On Monday, October 2nd, 2017, SGA’s Senate passed a Sense of the Senate that urges the University to change its observance of Columbus Day to that of Indigenous People’s Day. The legislation was drafted and presented by President Suchira Sharma. These are her thoughts on the initiative:
“I believe in a University community that's unified by action. When I see Northeastern in the news being given awards for their commitment to diversity, I’m filled with pride. When I see an email from President Aoun establishing his commitment to make our campus more inclusive, I’m hopeful for our future students feeling a sense of belonging on our campus. I felt like it was time to match Northeastern’s policy and longstanding commitment to be thought-leaders on diversity and inclusion, into the practice of our University observances. By making a simple change in the Undergraduate Calendar for the following academic years, Northeastern has the opportunity to send a strong message that it values history, diversity, and community. Indigenous People ought to be celebrated on our campus. This day ought to be for them. I worked for two years with the Social Justice Resource Center where I learned that Northeastern is filled with passionate change makers who believe that our University’s nature of being a work in progress serves as an incredible potential and catalyst for change. To me, this legislation represents a small change that the university could make to ensure that campus is more inclusive of the students that it serves. I owe a lot of inspiration to previous Program Director Shaya Poku from the SJRC who taught me that empowering others, means empowering ourselves, and I felt empowered as a student of color to raise my voice when I felt as though there was an opportunity for Northeastern to do more.
I think there’s a lot of pressure being the sole author on a piece of legislation. You’re worried that there’s only one set of eyes on something. Your worried whether you’re the best person to be representative of an entire concept or idea. There was a lot of doubt that I had going into the drafting of the legislation. I assuaged these doubts by working closely with campus centers like the SJRC, as well as my Cabinet to ensure that the language and the messaging was consistent with the goals of the legislation. I believe in a bimodal method of leadership — lines of communication ought to be open to foster constructive dialogue. So when I presented this legislation, I had senators come up to me after with thoughts. That dialogue was so valuable — it showed me that not only did students outside of myself care about this, but that the potential and effects of this legislation could go further for students than I had imagined. As a person of color, I had mixed feelings presenting this legislation. I think there are still systems in place in society, that while not intentionally, create structures of power in which it’s hard or intimidating for someone of a different background to feel confident to engage in. I definitely felt that way, but I believe that the only progress comes through change. As your Student Body President, it’s my responsibility to seek change in policies that eliminate those barriers so that there’s equity for all students.

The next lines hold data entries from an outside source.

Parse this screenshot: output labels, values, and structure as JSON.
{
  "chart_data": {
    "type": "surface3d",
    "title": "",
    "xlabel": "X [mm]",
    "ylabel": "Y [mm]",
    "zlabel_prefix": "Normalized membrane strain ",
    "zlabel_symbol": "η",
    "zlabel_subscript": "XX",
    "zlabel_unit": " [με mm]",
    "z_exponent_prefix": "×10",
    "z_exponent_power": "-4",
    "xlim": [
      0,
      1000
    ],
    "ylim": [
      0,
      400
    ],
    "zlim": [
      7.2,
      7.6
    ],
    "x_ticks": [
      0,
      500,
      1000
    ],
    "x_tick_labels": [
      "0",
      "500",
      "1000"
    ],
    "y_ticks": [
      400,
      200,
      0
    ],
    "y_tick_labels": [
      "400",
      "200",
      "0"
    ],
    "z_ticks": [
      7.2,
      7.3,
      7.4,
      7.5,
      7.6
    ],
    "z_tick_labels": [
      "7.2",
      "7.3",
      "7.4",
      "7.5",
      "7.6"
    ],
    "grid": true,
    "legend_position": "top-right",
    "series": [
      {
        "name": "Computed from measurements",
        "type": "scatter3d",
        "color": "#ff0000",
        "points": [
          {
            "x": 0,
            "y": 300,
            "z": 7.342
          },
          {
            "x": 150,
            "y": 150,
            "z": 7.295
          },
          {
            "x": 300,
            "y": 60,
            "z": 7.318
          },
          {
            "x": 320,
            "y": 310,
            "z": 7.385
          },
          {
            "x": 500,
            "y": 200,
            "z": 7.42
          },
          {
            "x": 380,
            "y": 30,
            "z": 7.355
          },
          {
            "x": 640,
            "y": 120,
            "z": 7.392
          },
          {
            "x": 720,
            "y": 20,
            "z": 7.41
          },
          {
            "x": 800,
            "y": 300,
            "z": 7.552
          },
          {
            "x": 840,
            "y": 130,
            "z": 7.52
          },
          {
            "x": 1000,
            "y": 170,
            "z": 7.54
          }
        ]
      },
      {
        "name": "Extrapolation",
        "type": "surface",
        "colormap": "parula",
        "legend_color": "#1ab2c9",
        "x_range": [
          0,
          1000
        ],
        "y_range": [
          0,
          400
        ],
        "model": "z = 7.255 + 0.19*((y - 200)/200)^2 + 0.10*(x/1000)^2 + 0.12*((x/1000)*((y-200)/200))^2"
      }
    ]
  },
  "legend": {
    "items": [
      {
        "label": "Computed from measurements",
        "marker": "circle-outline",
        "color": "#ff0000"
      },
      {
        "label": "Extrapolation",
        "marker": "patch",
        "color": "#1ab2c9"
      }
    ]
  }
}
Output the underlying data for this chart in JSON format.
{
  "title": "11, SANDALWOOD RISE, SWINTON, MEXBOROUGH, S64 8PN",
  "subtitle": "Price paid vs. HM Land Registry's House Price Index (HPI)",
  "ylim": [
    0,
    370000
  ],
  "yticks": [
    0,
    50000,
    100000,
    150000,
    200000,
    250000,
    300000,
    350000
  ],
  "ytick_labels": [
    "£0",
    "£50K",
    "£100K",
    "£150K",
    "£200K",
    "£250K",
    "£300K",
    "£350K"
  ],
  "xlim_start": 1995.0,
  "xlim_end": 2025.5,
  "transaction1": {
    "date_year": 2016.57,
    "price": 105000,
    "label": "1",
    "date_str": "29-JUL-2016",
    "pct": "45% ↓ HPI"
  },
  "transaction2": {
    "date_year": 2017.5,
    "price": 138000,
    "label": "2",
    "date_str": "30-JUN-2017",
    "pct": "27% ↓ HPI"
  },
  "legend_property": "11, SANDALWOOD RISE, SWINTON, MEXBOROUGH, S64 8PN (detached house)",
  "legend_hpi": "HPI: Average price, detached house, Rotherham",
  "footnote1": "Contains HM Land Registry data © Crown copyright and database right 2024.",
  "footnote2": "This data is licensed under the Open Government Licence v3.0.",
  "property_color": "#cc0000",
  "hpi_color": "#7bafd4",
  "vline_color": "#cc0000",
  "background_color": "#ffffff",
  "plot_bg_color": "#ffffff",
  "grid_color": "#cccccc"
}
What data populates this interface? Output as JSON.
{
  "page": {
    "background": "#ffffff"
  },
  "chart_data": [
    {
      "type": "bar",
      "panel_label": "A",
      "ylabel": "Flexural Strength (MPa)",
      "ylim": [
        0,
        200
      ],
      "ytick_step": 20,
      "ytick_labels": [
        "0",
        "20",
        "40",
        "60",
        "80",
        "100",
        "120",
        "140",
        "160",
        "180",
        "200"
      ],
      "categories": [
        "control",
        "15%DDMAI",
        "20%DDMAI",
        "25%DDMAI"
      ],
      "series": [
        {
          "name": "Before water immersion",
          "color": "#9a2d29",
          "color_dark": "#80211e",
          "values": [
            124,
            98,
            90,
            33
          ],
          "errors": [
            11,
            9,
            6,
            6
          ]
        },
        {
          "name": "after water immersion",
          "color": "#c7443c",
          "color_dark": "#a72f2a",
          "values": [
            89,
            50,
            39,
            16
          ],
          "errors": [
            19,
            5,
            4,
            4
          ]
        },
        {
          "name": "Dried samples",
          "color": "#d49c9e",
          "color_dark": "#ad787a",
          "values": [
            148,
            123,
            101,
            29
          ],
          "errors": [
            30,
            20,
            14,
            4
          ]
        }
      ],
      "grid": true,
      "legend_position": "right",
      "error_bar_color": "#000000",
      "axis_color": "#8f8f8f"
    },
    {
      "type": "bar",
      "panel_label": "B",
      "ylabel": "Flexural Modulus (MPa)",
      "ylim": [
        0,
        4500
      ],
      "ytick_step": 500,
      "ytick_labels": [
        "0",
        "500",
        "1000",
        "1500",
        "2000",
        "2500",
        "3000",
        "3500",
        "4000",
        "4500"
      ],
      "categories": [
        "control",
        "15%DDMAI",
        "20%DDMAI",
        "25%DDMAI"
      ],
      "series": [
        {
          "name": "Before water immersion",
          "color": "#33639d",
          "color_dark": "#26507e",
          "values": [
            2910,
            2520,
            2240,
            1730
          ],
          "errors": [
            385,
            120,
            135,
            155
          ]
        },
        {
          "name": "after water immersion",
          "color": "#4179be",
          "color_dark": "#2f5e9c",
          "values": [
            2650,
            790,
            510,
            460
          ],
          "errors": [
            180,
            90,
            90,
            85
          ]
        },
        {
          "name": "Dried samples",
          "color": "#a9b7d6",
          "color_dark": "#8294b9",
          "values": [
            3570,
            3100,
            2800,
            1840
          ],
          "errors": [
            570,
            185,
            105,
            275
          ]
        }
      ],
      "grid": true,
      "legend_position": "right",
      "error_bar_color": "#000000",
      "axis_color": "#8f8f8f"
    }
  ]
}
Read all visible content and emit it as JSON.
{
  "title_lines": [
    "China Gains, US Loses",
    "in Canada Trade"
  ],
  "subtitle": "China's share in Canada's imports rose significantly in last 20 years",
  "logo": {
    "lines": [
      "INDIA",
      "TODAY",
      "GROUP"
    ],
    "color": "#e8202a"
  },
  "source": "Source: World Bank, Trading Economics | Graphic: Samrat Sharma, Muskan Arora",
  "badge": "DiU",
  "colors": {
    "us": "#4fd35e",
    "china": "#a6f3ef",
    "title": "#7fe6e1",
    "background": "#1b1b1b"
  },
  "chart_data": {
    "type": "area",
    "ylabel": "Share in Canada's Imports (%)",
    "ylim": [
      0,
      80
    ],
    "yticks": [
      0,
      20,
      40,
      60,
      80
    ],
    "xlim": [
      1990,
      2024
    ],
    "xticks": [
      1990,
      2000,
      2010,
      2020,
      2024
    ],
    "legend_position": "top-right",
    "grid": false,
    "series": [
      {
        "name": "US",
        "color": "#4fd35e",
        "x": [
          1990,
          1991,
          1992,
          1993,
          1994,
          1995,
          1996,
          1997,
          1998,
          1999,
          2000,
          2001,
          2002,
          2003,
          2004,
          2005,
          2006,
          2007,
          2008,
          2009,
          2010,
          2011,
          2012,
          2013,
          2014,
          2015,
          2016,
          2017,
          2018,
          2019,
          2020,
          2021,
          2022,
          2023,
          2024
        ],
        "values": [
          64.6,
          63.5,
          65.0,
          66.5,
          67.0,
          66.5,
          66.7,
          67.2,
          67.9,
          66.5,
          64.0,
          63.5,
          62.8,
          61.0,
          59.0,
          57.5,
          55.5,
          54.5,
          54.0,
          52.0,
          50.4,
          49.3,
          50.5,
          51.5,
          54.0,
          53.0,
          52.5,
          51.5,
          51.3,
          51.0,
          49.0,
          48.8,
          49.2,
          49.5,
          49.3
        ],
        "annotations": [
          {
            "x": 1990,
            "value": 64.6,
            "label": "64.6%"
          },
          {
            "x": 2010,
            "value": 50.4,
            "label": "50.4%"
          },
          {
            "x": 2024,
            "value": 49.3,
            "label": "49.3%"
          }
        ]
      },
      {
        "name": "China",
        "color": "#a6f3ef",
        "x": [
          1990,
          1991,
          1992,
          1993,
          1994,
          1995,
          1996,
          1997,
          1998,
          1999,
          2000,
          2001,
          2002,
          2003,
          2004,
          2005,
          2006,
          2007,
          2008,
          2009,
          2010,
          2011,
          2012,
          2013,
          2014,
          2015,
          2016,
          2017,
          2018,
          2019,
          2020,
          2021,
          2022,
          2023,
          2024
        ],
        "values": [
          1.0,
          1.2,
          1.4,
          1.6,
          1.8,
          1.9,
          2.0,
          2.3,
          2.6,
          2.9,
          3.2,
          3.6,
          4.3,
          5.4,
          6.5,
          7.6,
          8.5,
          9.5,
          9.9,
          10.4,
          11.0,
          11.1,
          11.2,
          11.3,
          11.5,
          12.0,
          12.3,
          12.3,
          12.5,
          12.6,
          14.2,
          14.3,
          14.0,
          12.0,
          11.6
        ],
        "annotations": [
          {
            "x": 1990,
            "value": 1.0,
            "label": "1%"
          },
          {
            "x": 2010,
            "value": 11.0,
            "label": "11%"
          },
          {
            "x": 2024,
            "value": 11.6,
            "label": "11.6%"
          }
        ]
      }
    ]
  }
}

Now that the legislation has passed, I’ll be meeting with the Office of Student Affairs to get a sense of the timeline of the change’s adoption into the University Calendar. From my understanding, next year’s calendar has yet to be printed, so I’d love for the adoption of the change to be as early as next year.
Share your support of the passed legislation! Write to the Office of Student Affairs! Contact myself if you’d like to come to a meeting to discuss its implementation further. My dream would be to not only enact a calendar change of the observance of the day, but work with existing campus offices like the new Center for Intercultural Engagement to create constructive, University sponsored programming on what the actions of Columbus, and colonialism means for a 21st century, diverse, university community. I’d like to end by saying one thing — I believe in skeptical optimism. I believe in the power of Northeastern to be a force for good in the world. But at the same time, I remain skeptical in believing that our Northeastern is a model for society in its present state. To put simply: I believe that Northeastern can do more for its students. That has guided this, and all actions I take in fulfilling my role as your student body president, advocating for you.”